On the threshing-floor of Oman the Jebusite did God meet with David, and in your workroom, at your bench, or upon your bed, or behind the hedge, or in the corner of a railway carriage, the Lord will hear you, and commune with you.

     My heart rejoices when I think that this was not only a very unadorned place, and one that was given up to common uses, but it was also in the possession of a Jebusite. The Jebusites were among the nations doomed for their iniquities; they were aliens from the commonwealth of Israel, and strangers to the covenants of promise; and this vast rock on which the Temple is to stand, beautiful for situation, the joy of the whole earth, belongs at first to one of the accursed seed of Canaan. Herein the Lord showeth that he is no respecter of persons; he would meet the king, not on the land of an Israelite, but on the threshing-floor of a Jebusite. The Jews wrapped themselves up within themselves, and said, “The temple of the Lord; the temple of the Lord are we”: but the Lord seemed to rebuke their national pride by saying, “And your Temple is built upon the threshing-floor of a Jebusite.” If they would but have remembered this, the Jews might in our Lord’s day have been more tolerant of the conversion of the Gentiles to God. Moreover, Gentile blood flowed in the veins of that very king who established their empire, and who was now prostrate before his God, interceding for Jerusalem. Remember Ruth, and whence she came. She put her trust under the wings of Jehovah, God of Israel, and became the great grandmother of David.
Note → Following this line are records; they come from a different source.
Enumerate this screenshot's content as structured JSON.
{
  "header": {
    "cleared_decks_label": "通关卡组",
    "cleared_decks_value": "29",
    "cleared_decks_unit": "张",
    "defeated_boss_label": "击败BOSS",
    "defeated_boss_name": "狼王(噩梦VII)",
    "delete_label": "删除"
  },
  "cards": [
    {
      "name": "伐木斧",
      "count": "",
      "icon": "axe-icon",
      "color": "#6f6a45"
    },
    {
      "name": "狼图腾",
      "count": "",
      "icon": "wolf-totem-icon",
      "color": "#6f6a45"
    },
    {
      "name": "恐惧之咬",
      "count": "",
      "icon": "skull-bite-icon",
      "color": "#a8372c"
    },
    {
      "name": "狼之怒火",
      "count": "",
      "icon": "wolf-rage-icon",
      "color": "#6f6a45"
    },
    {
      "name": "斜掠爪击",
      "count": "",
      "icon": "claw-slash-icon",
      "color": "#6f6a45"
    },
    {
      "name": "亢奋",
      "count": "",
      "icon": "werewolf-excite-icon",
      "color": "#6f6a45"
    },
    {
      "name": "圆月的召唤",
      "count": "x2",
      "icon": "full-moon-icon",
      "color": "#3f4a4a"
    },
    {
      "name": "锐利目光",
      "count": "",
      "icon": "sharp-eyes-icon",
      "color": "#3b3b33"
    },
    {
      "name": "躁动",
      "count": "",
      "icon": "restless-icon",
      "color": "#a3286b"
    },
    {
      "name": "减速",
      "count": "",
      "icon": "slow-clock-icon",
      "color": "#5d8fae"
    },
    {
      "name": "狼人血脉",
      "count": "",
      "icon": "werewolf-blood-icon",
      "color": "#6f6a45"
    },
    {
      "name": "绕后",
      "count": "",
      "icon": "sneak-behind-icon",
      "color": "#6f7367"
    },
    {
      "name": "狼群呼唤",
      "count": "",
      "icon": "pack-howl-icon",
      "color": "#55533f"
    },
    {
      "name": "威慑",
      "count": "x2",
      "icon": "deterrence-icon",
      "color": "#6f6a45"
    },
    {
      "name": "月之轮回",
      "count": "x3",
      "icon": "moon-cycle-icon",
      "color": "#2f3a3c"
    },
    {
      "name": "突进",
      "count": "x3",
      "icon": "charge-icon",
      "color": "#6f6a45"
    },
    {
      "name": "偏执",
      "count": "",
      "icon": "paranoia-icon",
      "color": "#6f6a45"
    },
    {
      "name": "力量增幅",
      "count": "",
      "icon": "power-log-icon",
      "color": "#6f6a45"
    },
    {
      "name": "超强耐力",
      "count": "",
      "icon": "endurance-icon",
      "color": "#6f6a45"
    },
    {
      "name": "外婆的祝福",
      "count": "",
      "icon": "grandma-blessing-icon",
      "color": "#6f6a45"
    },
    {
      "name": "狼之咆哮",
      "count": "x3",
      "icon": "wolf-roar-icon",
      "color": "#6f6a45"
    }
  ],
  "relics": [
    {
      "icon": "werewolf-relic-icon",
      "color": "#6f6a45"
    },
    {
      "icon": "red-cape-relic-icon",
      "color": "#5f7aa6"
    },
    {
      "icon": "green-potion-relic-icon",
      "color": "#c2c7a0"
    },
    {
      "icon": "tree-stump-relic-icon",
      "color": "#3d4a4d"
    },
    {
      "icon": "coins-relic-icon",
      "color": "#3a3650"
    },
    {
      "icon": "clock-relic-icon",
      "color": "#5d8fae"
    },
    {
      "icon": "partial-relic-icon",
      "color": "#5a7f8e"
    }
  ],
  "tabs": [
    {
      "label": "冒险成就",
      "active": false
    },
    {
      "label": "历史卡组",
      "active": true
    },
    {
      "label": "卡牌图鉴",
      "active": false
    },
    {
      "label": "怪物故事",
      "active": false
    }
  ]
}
David never seemed to forget that fact, for his psalms are full of far-reaching desires and good wishes for all the peoples of the earth. Remember his words: “Let the whole earth be filled with his glory; Amen, and Amen. The prayers of David the son of Jesse are ended.” He looks back upon his birth, as the son of Jesse and the great-grandson of Ruth, and a large heart beats within his breast, desiring that Jehovah may be the God of the whole earth. Let us, therefore, not consider our own peculiar nationality or condition, or rank among men, as if salvation came by natural descent. The blood of fallen Adam is in the veins of every man, and there is neither Jew nor Gentile in Christ Jesus. If you happen to have been born of parents who did not train you in the tear of God, yet do not despond; for as the Temple was built upon the threshing-floor of Oman the Jebusite, so shall the great God dwell in your heart though your fathers knew him not. Say thou in thy soul, “The Lord shall have a dwelling within my heart, Jebusite though I be.”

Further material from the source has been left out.